Foi nesse contexto que, na sexta-feira (11), a Folha publicou um artigo do colunista Leandro Narloch em que ele tenta demonstrar que há lideranças indígenas na Amazônia favoráveis à regulamentação. Para fazer isso, cede o espaço para que três deles expressassem a sua opinião sobre o tema.
Até aí, parece uma atitude correta, mas o problema está na legitimidade e na representatividade. No caso dos dois primeiros, trata-se de lideranças de Mato Grosso que têm como pauta a liberação de agricultura mecanizada, principalmente soja, em seus territórios. Nenhum deles tem de lidar com invasão de garimpeiros, tragédia em andamento para yanomamis, mundurukus e vários outros povos.
Ao longo do governo Bolsonaro, ambos vêm emprestando a sua imagem ao lado do presidente, que tem um histórico de declarações racistas contra indígenas. Em uma estratégica política, oferecem apoio a propostas rechaçadas pelo movimento indígena nacional, liderado pela Apib, em troca do avanço de suas agendas em Brasília.

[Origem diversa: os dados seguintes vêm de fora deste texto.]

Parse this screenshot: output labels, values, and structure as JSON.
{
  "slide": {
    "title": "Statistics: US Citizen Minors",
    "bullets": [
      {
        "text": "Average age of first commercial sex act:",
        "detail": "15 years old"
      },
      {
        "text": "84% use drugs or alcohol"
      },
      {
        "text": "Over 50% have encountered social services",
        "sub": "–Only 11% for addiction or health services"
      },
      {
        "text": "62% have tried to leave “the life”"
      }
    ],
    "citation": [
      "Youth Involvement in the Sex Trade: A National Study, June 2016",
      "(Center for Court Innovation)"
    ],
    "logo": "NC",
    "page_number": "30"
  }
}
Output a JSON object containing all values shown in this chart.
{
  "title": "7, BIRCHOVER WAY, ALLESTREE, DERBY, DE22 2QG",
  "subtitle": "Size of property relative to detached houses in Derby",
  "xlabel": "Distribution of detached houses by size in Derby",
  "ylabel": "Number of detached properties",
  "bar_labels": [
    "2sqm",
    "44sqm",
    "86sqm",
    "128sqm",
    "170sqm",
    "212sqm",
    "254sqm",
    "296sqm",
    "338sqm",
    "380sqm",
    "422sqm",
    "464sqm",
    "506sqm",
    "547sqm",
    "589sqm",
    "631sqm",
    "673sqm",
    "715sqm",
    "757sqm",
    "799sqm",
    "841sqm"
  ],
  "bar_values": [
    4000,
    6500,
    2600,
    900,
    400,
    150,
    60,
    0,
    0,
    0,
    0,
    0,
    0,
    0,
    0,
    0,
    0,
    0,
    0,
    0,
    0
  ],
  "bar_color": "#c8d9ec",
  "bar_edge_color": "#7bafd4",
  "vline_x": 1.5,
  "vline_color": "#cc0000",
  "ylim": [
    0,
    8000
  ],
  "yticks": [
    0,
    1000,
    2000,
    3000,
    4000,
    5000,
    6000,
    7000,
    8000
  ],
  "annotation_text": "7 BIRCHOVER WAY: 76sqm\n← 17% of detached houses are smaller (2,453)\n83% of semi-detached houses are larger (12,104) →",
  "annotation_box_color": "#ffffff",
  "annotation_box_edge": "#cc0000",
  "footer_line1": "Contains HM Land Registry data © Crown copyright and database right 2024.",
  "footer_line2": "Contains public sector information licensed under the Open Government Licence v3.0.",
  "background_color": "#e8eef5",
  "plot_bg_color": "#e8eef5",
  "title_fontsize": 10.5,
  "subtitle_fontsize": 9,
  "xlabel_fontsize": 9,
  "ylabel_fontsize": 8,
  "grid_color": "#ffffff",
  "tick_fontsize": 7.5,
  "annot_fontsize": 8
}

Tem sido assim em lives presidenciais, mas não deveria ocorrer em uma coluna de jornal. Mal comparando, é como, no mundo não indígena, pedir a opinião de um líder sojicultor do Centro-Oeste sobre a exploração de ouro no Pará.
O terceiro é uma liderança cinta-larga, povo de Rondônia que há décadas vem sofrendo os impactos do garimpo ilegal de diamante, com forte desestruturação social. O cacique ouvido faz parte de um grupo de líderes que se beneficia pessoalmente da atividade ilegal. Alvo de diversos processos, ele já fez até delação premiada com confissão.
A pressa na Câmara para votar o projeto de lei já em abril contradiz o artigo 231 da Constituição, que prevê a regulamentação de mineração e de projetos hidrelétricos em terras indígenas, mas também deixa clara a obrigatoriedade da consulta aos povos afetados.
Além disso, o Brasil é signatário da Convenção 169 da OIT (Organização Internacional do Trabalho), comprometendo-se a fazer consulta prévia e informada às comunidades impactadas, por meio de procedimentos adequados e instituições representativas.
Outro problema é que, se aprovada agora, a liberação da mineração ocorrerá sem que o Estado disponha de estrutura para licenciamento e fiscalização ambientais eficientes.
Neste momento, a liberação da mineração em terras indígenas só tende a aumentar os já graves problemas socioambientais, de desestruturação das comunidades à contaminação das águas por mercúrio e dejetos. Além disso, projetos hidrelétricos vizinhos a terras indígenas têm se provado devastadores para os povos próximos, como no caso recente da usina de Belo Monte (PA).
Não se trata apenas dos direitos dos povos originários, mas sobre como o Brasil administra seus recursos naturais. A água e a biodiversidade, ameaçadas pelo avanço descontrolado do setor primário, são ativos cada vez mais importantes no cenário global.
Enquanto o Brasil não encontrar o caminho para desatar esses nós, o melhor a fazer é deixar os rios em terras indígenas correrem desimpedidos e manter os minérios onde estão, embaixo da terra.